Strategies to Help Improve the processing of Tactile information:

1.     Where possible, avoid surprising your child with unexpected light touch sensations i.e. brushing past them, approaching from behind and touching them.

2.     At school, make sure that your child is not sitting at the end of a the desk next to the main walk way in the classroom, so as to reduce the likelihood of unexpected light touch.

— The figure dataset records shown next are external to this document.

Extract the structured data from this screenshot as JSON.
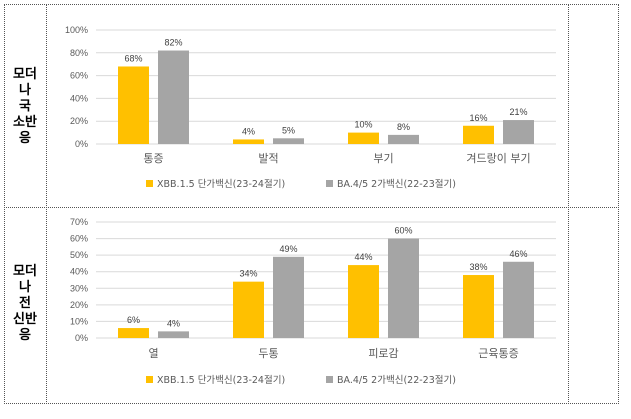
{
  "rows": [
    {
      "label_lines": [
        "모더",
        "나",
        "국",
        "소반",
        "응"
      ]
    },
    {
      "label_lines": [
        "모더",
        "나",
        "전",
        "신반",
        "응"
      ]
    }
  ],
  "colors": {
    "series1": "#FFC000",
    "series2": "#A5A5A5",
    "grid": "#D9D9D9"
  },
  "chart_data": [
    {
      "type": "bar",
      "categories": [
        "통증",
        "발적",
        "부기",
        "겨드랑이 부기"
      ],
      "series": [
        {
          "name": "XBB.1.5 단가백신(23-24절기)",
          "values": [
            68,
            4,
            10,
            16
          ]
        },
        {
          "name": "BA.4/5 2가백신(22-23절기)",
          "values": [
            82,
            5,
            8,
            21
          ]
        }
      ],
      "data_labels": [
        [
          "68%",
          "4%",
          "10%",
          "16%"
        ],
        [
          "82%",
          "5%",
          "8%",
          "21%"
        ]
      ],
      "ylim": [
        0,
        100
      ],
      "yticks": [
        0,
        20,
        40,
        60,
        80,
        100
      ],
      "ytick_labels": [
        "0%",
        "20%",
        "40%",
        "60%",
        "80%",
        "100%"
      ],
      "grid": true,
      "legend": "bottom"
    },
    {
      "type": "bar",
      "categories": [
        "열",
        "두통",
        "피로감",
        "근육통증"
      ],
      "series": [
        {
          "name": "XBB.1.5 단가백신(23-24절기)",
          "values": [
            6,
            34,
            44,
            38
          ]
        },
        {
          "name": "BA.4/5 2가백신(22-23절기)",
          "values": [
            4,
            49,
            60,
            46
          ]
        }
      ],
      "data_labels": [
        [
          "6%",
          "34%",
          "44%",
          "38%"
        ],
        [
          "4%",
          "49%",
          "60%",
          "46%"
        ]
      ],
      "ylim": [
        0,
        70
      ],
      "yticks": [
        0,
        10,
        20,
        30,
        40,
        50,
        60,
        70
      ],
      "ytick_labels": [
        "0%",
        "10%",
        "20%",
        "30%",
        "40%",
        "50%",
        "60%",
        "70%"
      ],
      "grid": true,
      "legend": "bottom"
    }
  ]
}
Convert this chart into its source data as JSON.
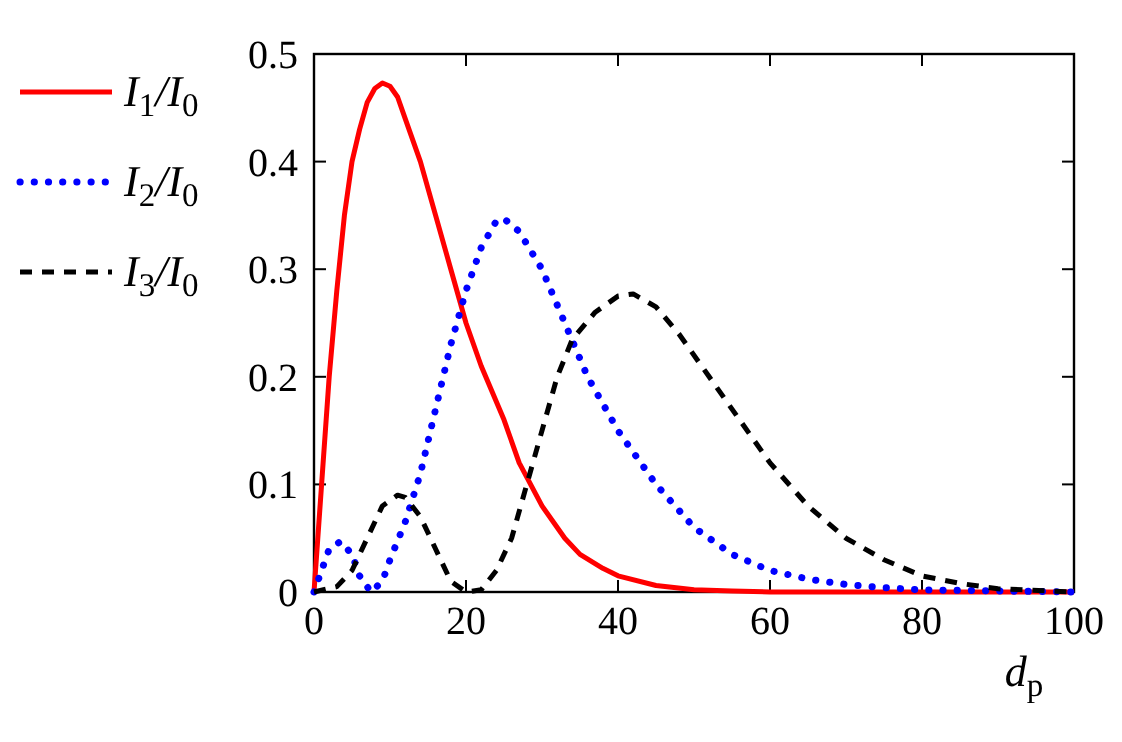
{
  "chart_data": {
    "type": "line",
    "xlabel": "d$_{p}$",
    "xlim": [
      0,
      100
    ],
    "ylim": [
      0,
      0.5
    ],
    "xticks": [
      0,
      20,
      40,
      60,
      80,
      100
    ],
    "yticks": [
      0,
      0.1,
      0.2,
      0.3,
      0.4,
      0.5
    ],
    "grid": false,
    "legend": "left",
    "series": [
      {
        "name": "I$_{1}$/I$_{0}$",
        "color": "#ff0000",
        "line_style": "solid",
        "x": [
          0,
          1,
          2,
          3,
          4,
          5,
          6,
          7,
          8,
          9,
          10,
          11,
          12,
          14,
          16,
          18,
          20,
          22,
          25,
          27,
          30,
          33,
          35,
          38,
          40,
          45,
          50,
          55,
          60,
          70,
          80,
          90,
          100
        ],
        "values": [
          0,
          0.1,
          0.2,
          0.28,
          0.35,
          0.4,
          0.43,
          0.455,
          0.468,
          0.473,
          0.47,
          0.46,
          0.44,
          0.4,
          0.35,
          0.3,
          0.25,
          0.21,
          0.16,
          0.12,
          0.08,
          0.05,
          0.035,
          0.022,
          0.015,
          0.006,
          0.002,
          0.001,
          0,
          0,
          0,
          0,
          0
        ]
      },
      {
        "name": "I$_{2}$/I$_{0}$",
        "color": "#0000ff",
        "line_style": "dotted",
        "x": [
          0,
          1,
          2,
          3.5,
          5,
          6,
          7.5,
          9,
          10,
          12,
          14,
          16,
          18,
          20,
          22,
          24,
          25,
          27,
          30,
          33,
          36,
          40,
          45,
          50,
          55,
          60,
          65,
          70,
          75,
          80,
          90,
          100
        ],
        "values": [
          0,
          0.02,
          0.04,
          0.047,
          0.035,
          0.015,
          0,
          0.01,
          0.03,
          0.065,
          0.11,
          0.17,
          0.23,
          0.28,
          0.32,
          0.345,
          0.347,
          0.335,
          0.3,
          0.25,
          0.2,
          0.15,
          0.1,
          0.06,
          0.035,
          0.02,
          0.012,
          0.007,
          0.004,
          0.002,
          0.001,
          0
        ]
      },
      {
        "name": "I$_{3}$/I$_{0}$",
        "color": "#000000",
        "line_style": "dashed",
        "x": [
          0,
          3,
          5,
          7,
          9,
          11,
          12,
          14,
          16,
          18,
          20,
          22,
          24,
          26,
          28,
          30,
          32,
          34,
          37,
          40,
          42,
          45,
          48,
          52,
          56,
          60,
          65,
          70,
          75,
          80,
          85,
          90,
          100
        ],
        "values": [
          0,
          0.005,
          0.02,
          0.05,
          0.08,
          0.09,
          0.088,
          0.07,
          0.04,
          0.01,
          0,
          0.002,
          0.02,
          0.05,
          0.1,
          0.15,
          0.2,
          0.235,
          0.26,
          0.275,
          0.277,
          0.265,
          0.24,
          0.2,
          0.16,
          0.12,
          0.08,
          0.05,
          0.03,
          0.015,
          0.008,
          0.003,
          0
        ]
      }
    ]
  }
}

3.     Provide opportunities for your child to experience deep pressure sensations as these help to suppress sensitivity to light touch sensations. Deep pressure can be provided by a bear hug, being rolled up and squashed in a duvet, through rough and tumble play, massage, press-ups etc. Any activity that provides pressure to the joints can be very calming and may help prepare your child for a difficult light touch activity, i.e. hair washing / tooth brushing.

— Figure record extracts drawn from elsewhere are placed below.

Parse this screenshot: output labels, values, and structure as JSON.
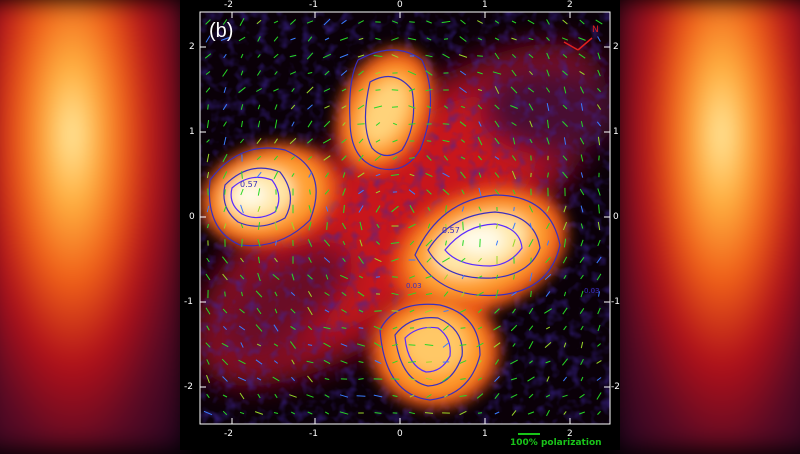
{
  "panel_label": "(b)",
  "x_ticks": [
    "-2",
    "-1",
    "0",
    "1",
    "2"
  ],
  "y_ticks": [
    "2",
    "1",
    "0",
    "-1",
    "-2"
  ],
  "contour_labels": [
    "0.57",
    "0.57",
    "0.03",
    "0.03"
  ],
  "compass_label": "N",
  "scale_bar_label": "100% polarization",
  "colors": {
    "background": "#000000",
    "hot_core": "#fffbe8",
    "vectors": "#27d827",
    "contours": "#3a2fbf",
    "compass": "#e02020"
  }
}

4.     Use sheets on the bed that can be tucked in tightly to make your child feel secure. Some children feel safer sleeping on their beds in a sleeping bag

5.     Brushing with a surgical brush (ask your Occupational Therapist for advice on this technique) can help to reduce your child’s sensitivity.

 

Activities to reduce Tactile Defensiveness:

  • When directing a movement – use firm touch.  Firm pressure can help reduce tone, calm and organise a child’s movements.
  • Avoid light brushing or intermittent light touches.
  • Give verbal cues to prepare a child.
  • Sometimes activities that emphasise joint compression (e.g.. jumping, dangling, pushing, pulling, weight bearing) may help.  Heavy muscle work often reduces sensory defensiveness.
  • Use a variety of texture experiences on the skin.  Start dry and progress – wet materials, e.g. sand, rice, pasta, packaging foam.
  • Small toys hidden in a bucket full of paper / sawdust / material for the child to find.
  • Activities that involve all over body pressure; pretend the child is being painted with a paint roller or get him/her to roll him/herself up in a rug, sheet, etc.
  • Brushes and scourers (not too rough) are useful to have in and out of the bath e.g. nailbrushes, paint, scrubbing and cosmetic brushes.
  • Playdoh – for rolling, patting, poking and modelling.
  • Outdoor play – encourage swinging on a tyre or swing – try on tummy pushing with legs.
  • Play catch and throw with weighted materials, e.g. Beanbags, heavy padded balls.
  • Wet activities – body painting
  • hand lotion / shaving foam on mirror or tray.  Also include cleaning as part of activity
  • When completing puzzles and activities indoors try getting your child to work on their tummies with elbow support
  • Cooking / baking activities involving handling ingredients and experiencing different textures
  • Gardening activities: planting / watering seeds: handling soil etc.
  • Self care activities: Hand washing – Try using liquid soap and a nailbrush.
  • Bath times – Encourage use of different textured bath mitts to wash parts of body.  Afterwards, firmly rub down with a thick terry towel.
  • Encourage the child to rub hands and body with lotion.